3. O José Álvaro Almeida de Carvalho foi alferes miliciano de artilharia, pertenceu ao BAC (1963/65), esteve na Guiné, adido ao BCAÇ 619 (14 meses em Catió). Mas, antes, em Bissau também pertenceu a uma companhia de intervenção, de que comandava um pelotão, operando em Bissau e arredores. Esteve destacado no Olossato, com o seu pelotão de infantaria.  (E fez um assalto ao K3!).

Veio originalmente em rendição individual. Quando essa companhia de caçadores, acabou a comissão, o Zé Álvaro ficou no QT, em Bissau, a aguardar nova colocação. 

Sei que, nessa altura,  também pensou em oferecer-se para os comandos do CTIG, conheceu o Saraiva e o Godinho, do tempo do nosso Virgínio Briote. É possível até que tenham estado juntos, o Briote e o Carvalho.

Mas foi no sul, na região de Tombali, em Catió, como oficial de artilharia do BAC (Bateria de Artilharia de Campanha, obus 8.8 cm m/943) que ganhou a sua cruz de guerra de 3ª classe. (Curiosamente, o seu primo direito, meu conterrâneio, vizinho e amigo de infância, João Patrício, viria a ser  colocado em Catió, dez anos depois, como alf mil, CCS/BCAÇ 4510/72, jun72/jul74)(um batalhão que só tinha comando e CCS, não dispunha de subuniddaes operacionais orgânicas).

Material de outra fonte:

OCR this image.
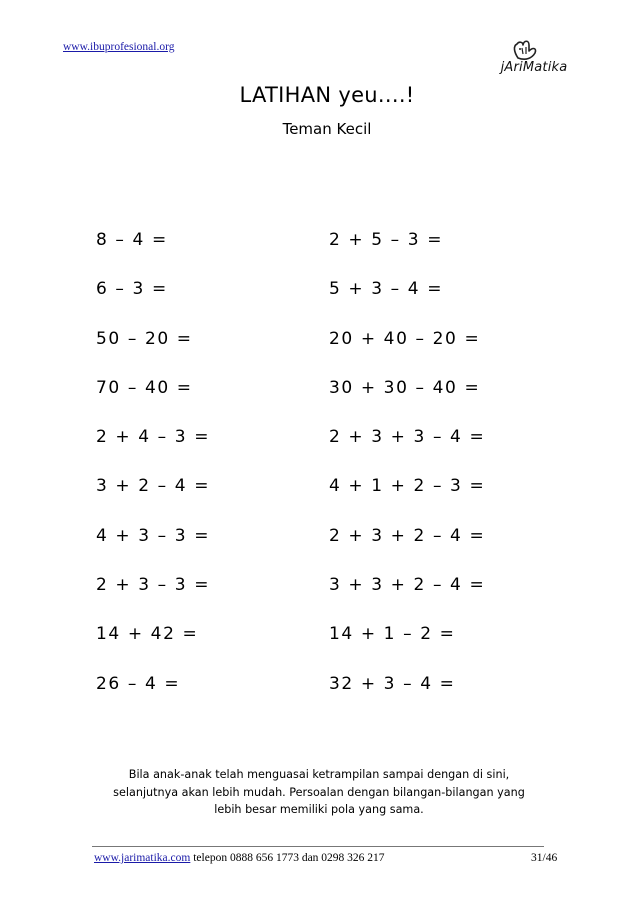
www.ibuprofesional.org
jAriMatika
LATIHAN yeu....!
Teman Kecil
8 – 4 =
6 – 3 =
50 – 20 =
70 – 40 =
2 + 4 – 3 =
3 + 2 – 4 =
4 + 3 – 3 =
2 + 3 – 3 =
14 + 42 =
26 – 4 =
2 + 5 – 3 =
5 + 3 – 4 =
20 + 40 – 20 =
30 + 30 – 40 =
2 + 3 + 3 – 4 =
4 + 1 + 2 – 3 =
2 + 3 + 2 – 4 =
3 + 3 + 2 – 4 =
14 + 1 – 2 =
32 + 3 – 4 =
Bila anak-anak telah menguasai ketrampilan sampai dengan di sini,
selanjutnya akan lebih mudah. Persoalan dengan bilangan-bilangan yang
lebih besar memiliki pola yang sama.
www.jarimatika.com telepon 0888 656 1773 dan 0298 326 217	31/46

Cruz de Guerra, 3ª Classe Alferes Miliciano de Artilharia JOSÉ ÁLVARO ALMEIDA DE CARVALHO | BAC | GUINÉ

Transcrição da Portaria publicada na O.E. Nº 15 - 2ª série, de 1965.

Por Portaria de 29 de Maio de 1965:

Condecorado com a Cruz de Guerra de 3ª classe, ao abrigo dos artigos 9º e 10º do Regulamento da Medalha Militar, de 28 de Maio de 1946, por serviços prestados em acções de combate na Província da Guiné Portuguesa, o Alferes Miliciano de Artilharia, José Álvaro Almeida de Carvalho, do Quartel-General do Comando Territorial Independente da Guiné.

Transcrição do louvor que originou a condecoração. (Publicado na OS nº 42, de 21 de Maio de 1965, do CTIG):

Louvo o Alferes Miliciano de Artilharia, José Álvaro Almeida de Carvalho, da BAC, porque, durante o período de catorze meses em que esteve destacado no Batalhão de Caçadores nº 619, foi sempre um Oficial zeloso, dedicado e muito competente, salientado-se a sua acção, principalmente, no campo operacional, em que foi utilíssimo o apoio, sempre eficaz, que soube dar com o seu pelotão em todas as operações em que interveio, nomeadamente, nas "Tridente", "Broca", "Macaco", "Tornado" e "Remate", contribuindo assim, dentro do seu âmbito, para o prestígio da Arma a que pertence.

Várias vezes se ofereceu para acompanhar o pessoal infante em operações, deslocando-se às zonas de contacto, para assim ver, "in loco", novas posições para as suas bocas de fogo, demonstrando a sua nobreza de carácter, a sua coragem e o desprezo pelo perigo.

Contribuiu imenso e com o seu pessoal, nunca se poupando a esforços, para o aperfeiçoamento dos trabalhos de organização do terreno e defesa do aquartelamento.

Pelas qualidades apontadas, este Oficial tornou-se digno de apreço e estima dos seus superiores e subordinados.

Excertos de Portugal. Estado-Maior do Exército. Comissão para o Estudo das Campanhas de África, 1961-1974 [CECA] - Resenha Histórico-Militar das Campanhas de África (1961-1974). 5.° volume: Condecorações Militares Atribuídas, Tomo II: Cruz de Guerra (1962-1965). Lisboa, 1991, pág. 475.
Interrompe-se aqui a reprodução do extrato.